Brief Second Life of an Idea, by Solemar Oliveira

I thought of comparing him to Jorge Luis Borges and imagined too pretentious. It may even be pretentious, but not too much, to compare “Brief Second Life of an Idea”, a book of short stories by Solemar Oliveira (Editora Novo Século), with Borgesian short stories, with a little more imagination. I was very impressed and I recommend it because there is excellence in his literature. These are very elaborate, linked stories that lead the reader into beautifully scabrous stories, particularly well constructed and with a language that captures and captures. Here we have one of those books of short stories that tend to stand out in Brazilian and, if you can be daring enough, world literature.

So I started a comment on social networks about Solemar’s “Brief”, as a first impression. It is no small thing to be inspired by Borges, whom he cites among his preferences in the “Explanatory Magnetic Preamble” that introduces some sort of explanation to readers. However, he mentions others as favorites, embodying what we delight in the magical mix of its construction: ETA Hoffmann, Humberto de Campos, HP Lovercraft, Lygia F. Teles, Silvina Ocampo, Edith Wharton, Edgar Allan Put.

Brief Second Life of an Idea, by Solemar Oliveira (New Century, 240 pages)

In Solemar’s stories we are faced with the collapse of ordinary thinking. And that’s no small feat for anyone concerned with structuring (or destructuring) stories for the reader’s enjoyment. It runs away from simplification, but it does not academicize, and the sophistication is implicit in the aura that surrounds the characters and in the way of presenting them and making them move in a web that unfolds, attracts, imprisons, gives voice, delights and sinks. deep into those involved.adventure. Rest assured, reader, that you will embrace stumbling, knowing that without stumbling, no one gets anywhere.

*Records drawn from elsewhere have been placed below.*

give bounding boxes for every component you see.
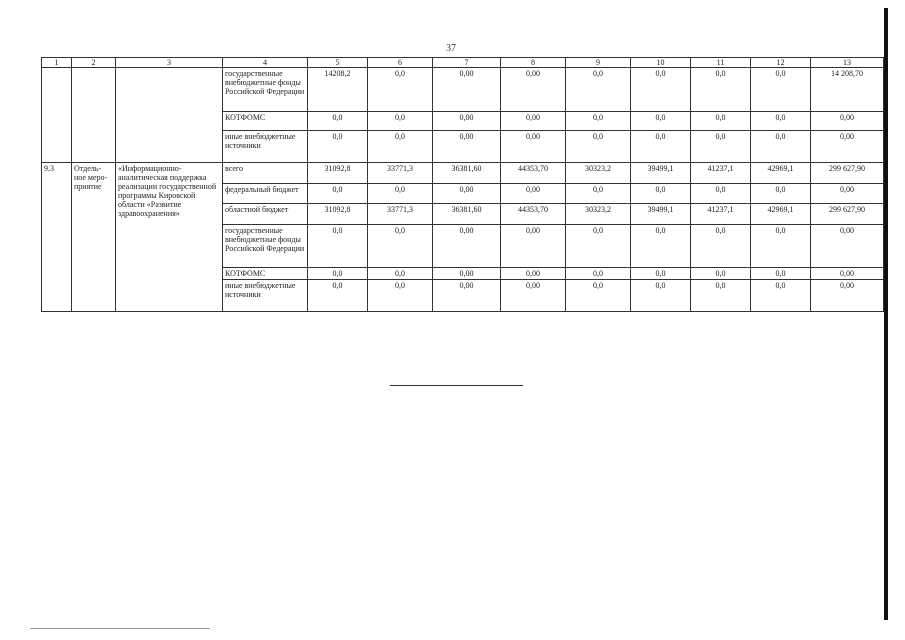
value-cell: 0,0 xyxy=(691,131,751,163)
funding-source-cell: КОТФОМС xyxy=(223,268,308,280)
value-cell: 36381,60 xyxy=(433,204,501,225)
value-cell: 0,0 xyxy=(751,225,811,268)
value-cell: 0,0 xyxy=(631,184,691,204)
funding-source-cell: КОТФОМС xyxy=(223,112,308,131)
value-cell: 0,00 xyxy=(811,225,884,268)
value-cell: 0,00 xyxy=(501,225,566,268)
value-cell: 41237,1 xyxy=(691,163,751,184)
header-cell: 9 xyxy=(566,58,631,68)
value-cell: 0,0 xyxy=(308,112,368,131)
value-cell: 0,0 xyxy=(631,112,691,131)
value-cell: 0,00 xyxy=(501,131,566,163)
funding-source-cell: государственные внебюджетные фонды Российской Федерации xyxy=(223,68,308,112)
value-cell: 0,0 xyxy=(566,131,631,163)
value-cell: 0,00 xyxy=(501,268,566,280)
value-cell: 39499,1 xyxy=(631,204,691,225)
header-cell: 10 xyxy=(631,58,691,68)
funding-source-cell: всего xyxy=(223,163,308,184)
funding-source-cell: иные внебюджетные источники xyxy=(223,131,308,163)
value-cell: 42969,1 xyxy=(751,163,811,184)
value-cell: 0,0 xyxy=(368,225,433,268)
value-cell: 0,0 xyxy=(631,280,691,312)
value-cell: 0,00 xyxy=(433,68,501,112)
value-cell: 0,0 xyxy=(566,112,631,131)
value-cell: 0,00 xyxy=(501,112,566,131)
value-cell: 0,00 xyxy=(433,225,501,268)
value-cell: 0,0 xyxy=(566,268,631,280)
header-cell: 2 xyxy=(72,58,116,68)
header-cell: 13 xyxy=(811,58,884,68)
value-cell: 42969,1 xyxy=(751,204,811,225)
value-cell: 30323,2 xyxy=(566,163,631,184)
value-cell: 0,0 xyxy=(691,268,751,280)
header-cell: 6 xyxy=(368,58,433,68)
value-cell: 36381,60 xyxy=(433,163,501,184)
value-cell: 0,0 xyxy=(368,112,433,131)
header-cell: 7 xyxy=(433,58,501,68)
value-cell: 0,00 xyxy=(501,184,566,204)
value-cell: 31092,8 xyxy=(308,163,368,184)
value-cell: 0,0 xyxy=(368,184,433,204)
item-title-cell xyxy=(116,68,223,163)
header-row xyxy=(42,58,884,68)
value-cell: 0,0 xyxy=(751,184,811,204)
value-cell: 0,0 xyxy=(566,225,631,268)
value-cell: 0,0 xyxy=(691,112,751,131)
item-title-cell: «Информационно-аналитическая поддержка реализации государственной программы Кировской области «Развитие здравоохранения» xyxy=(116,163,223,312)
funding-source-cell: федеральный бюджет xyxy=(223,184,308,204)
value-cell: 0,0 xyxy=(631,225,691,268)
table-row xyxy=(42,163,884,184)
value-cell: 0,0 xyxy=(308,268,368,280)
item-number-cell xyxy=(42,68,72,163)
value-cell: 0,00 xyxy=(501,68,566,112)
value-cell: 14 208,70 xyxy=(811,68,884,112)
value-cell: 0,0 xyxy=(368,68,433,112)
value-cell: 0,0 xyxy=(691,225,751,268)
header-cell: 11 xyxy=(691,58,751,68)
funding-source-cell: государственные внебюджетные фонды Российской Федерации xyxy=(223,225,308,268)
value-cell: 0,00 xyxy=(433,112,501,131)
value-cell: 0,0 xyxy=(751,68,811,112)
value-cell: 0,00 xyxy=(811,184,884,204)
value-cell: 0,0 xyxy=(751,112,811,131)
footer-line xyxy=(30,628,210,629)
value-cell: 0,00 xyxy=(811,268,884,280)
value-cell: 0,0 xyxy=(308,280,368,312)
funding-source-cell: областной бюджет xyxy=(223,204,308,225)
value-cell: 39499,1 xyxy=(631,163,691,184)
budget-table xyxy=(41,57,884,312)
separator-line xyxy=(390,385,523,386)
value-cell: 0,0 xyxy=(751,131,811,163)
value-cell: 31092,8 xyxy=(308,204,368,225)
value-cell: 0,0 xyxy=(631,68,691,112)
value-cell: 0,0 xyxy=(631,131,691,163)
value-cell: 30323,2 xyxy=(566,204,631,225)
value-cell: 0,00 xyxy=(501,280,566,312)
value-cell: 0,0 xyxy=(691,68,751,112)
header-cell: 1 xyxy=(42,58,72,68)
value-cell: 0,0 xyxy=(308,184,368,204)
item-number-cell: 9.3 xyxy=(42,163,72,312)
value-cell: 0,0 xyxy=(368,131,433,163)
value-cell: 0,00 xyxy=(433,268,501,280)
value-cell: 0,0 xyxy=(751,280,811,312)
page-number: 37 xyxy=(446,43,456,54)
item-status-cell: Отдель-ное меро-приятие xyxy=(72,163,116,312)
value-cell: 44353,70 xyxy=(501,163,566,184)
value-cell: 0,0 xyxy=(368,268,433,280)
value-cell: 0,00 xyxy=(433,280,501,312)
value-cell: 0,00 xyxy=(811,131,884,163)
value-cell: 0,0 xyxy=(308,225,368,268)
header-cell: 8 xyxy=(501,58,566,68)
value-cell: 299 627,90 xyxy=(811,163,884,184)
value-cell: 33771,3 xyxy=(368,204,433,225)
value-cell: 299 627,90 xyxy=(811,204,884,225)
scan-edge-bar xyxy=(884,8,888,620)
value-cell: 0,0 xyxy=(566,68,631,112)
value-cell: 33771,3 xyxy=(368,163,433,184)
value-cell: 0,00 xyxy=(433,131,501,163)
value-cell: 0,0 xyxy=(691,184,751,204)
value-cell: 14208,2 xyxy=(308,68,368,112)
funding-source-cell: иные внебюджетные источники xyxy=(223,280,308,312)
value-cell: 41237,1 xyxy=(691,204,751,225)
value-cell: 0,00 xyxy=(433,184,501,204)
value-cell: 0,0 xyxy=(691,280,751,312)
value-cell: 0,0 xyxy=(308,131,368,163)
header-cell: 12 xyxy=(751,58,811,68)
value-cell: 0,0 xyxy=(368,280,433,312)
value-cell: 0,00 xyxy=(811,112,884,131)
value-cell: 0,0 xyxy=(751,268,811,280)
value-cell: 44353,70 xyxy=(501,204,566,225)
value-cell: 0,00 xyxy=(811,280,884,312)
value-cell: 0,0 xyxy=(566,184,631,204)
header-cell: 5 xyxy=(308,58,368,68)
header-cell: 3 xyxy=(116,58,223,68)
header-cell: 4 xyxy=(223,58,308,68)
table-body xyxy=(42,58,884,312)
table-row xyxy=(42,68,884,112)
value-cell: 0,0 xyxy=(566,280,631,312)
item-status-cell xyxy=(72,68,116,163)
value-cell: 0,0 xyxy=(631,268,691,280)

Starting with the title, which gives rise to the existence of several lives for the ideas, all too apt to synthesize what the stories tell and discount, insinuate and distort, emphasize and override, punctuate and despise, give life and kill, beat and graze. The ear with which the author Lêda Selma wrote is of exceptional mastery, and I appropriate a part of it because I realize that it reflects the work: “Short stories, well plotted. Descriptions woven with poetic or barbed threads. Fantastic stories in any sense of the word. Expressive prosopopoeia, hyperbole, synesthesia, linguistic and semantic juggling, irony, criticism. The improbable almost believable. The mystic in interaction with the myth”.

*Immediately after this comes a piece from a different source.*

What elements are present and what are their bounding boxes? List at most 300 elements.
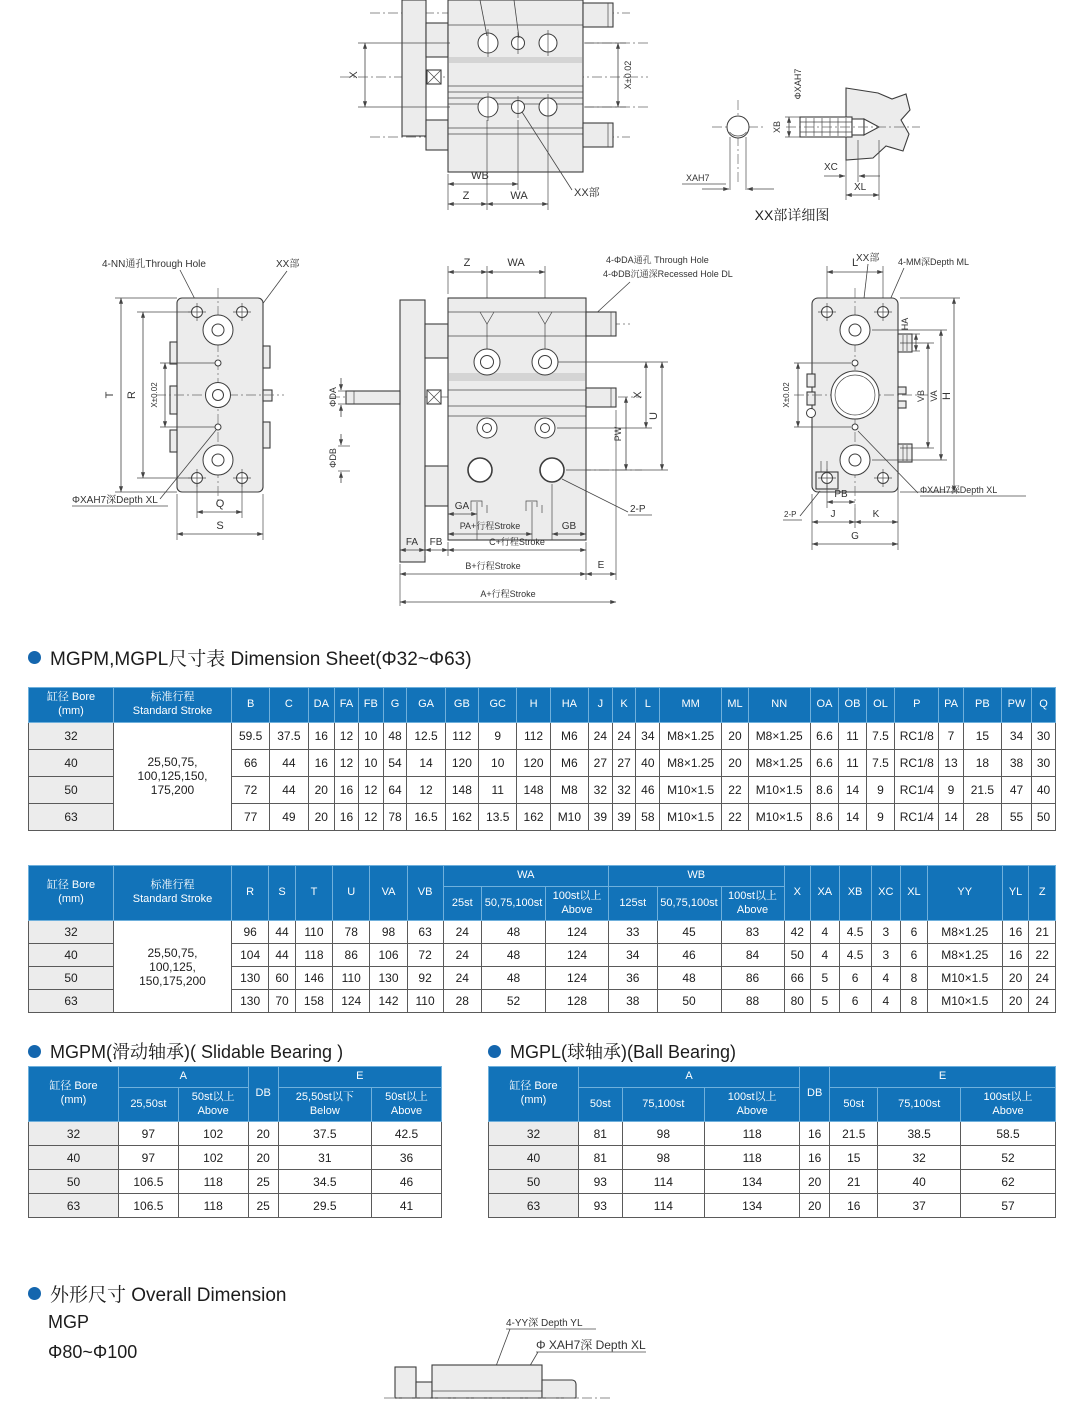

It is a creepy book, in the sense that word has assumed in today’s youth jargon. Lovercraft would approve. When Solemar Oliveira did not want to die, he killed the gravedigger. And I, from funerals, like to party. And it also happened because the author revived an idea that I think will have a cat’s life. So be it. We are faced with a bid for literature which opens up the world and deserves our attention.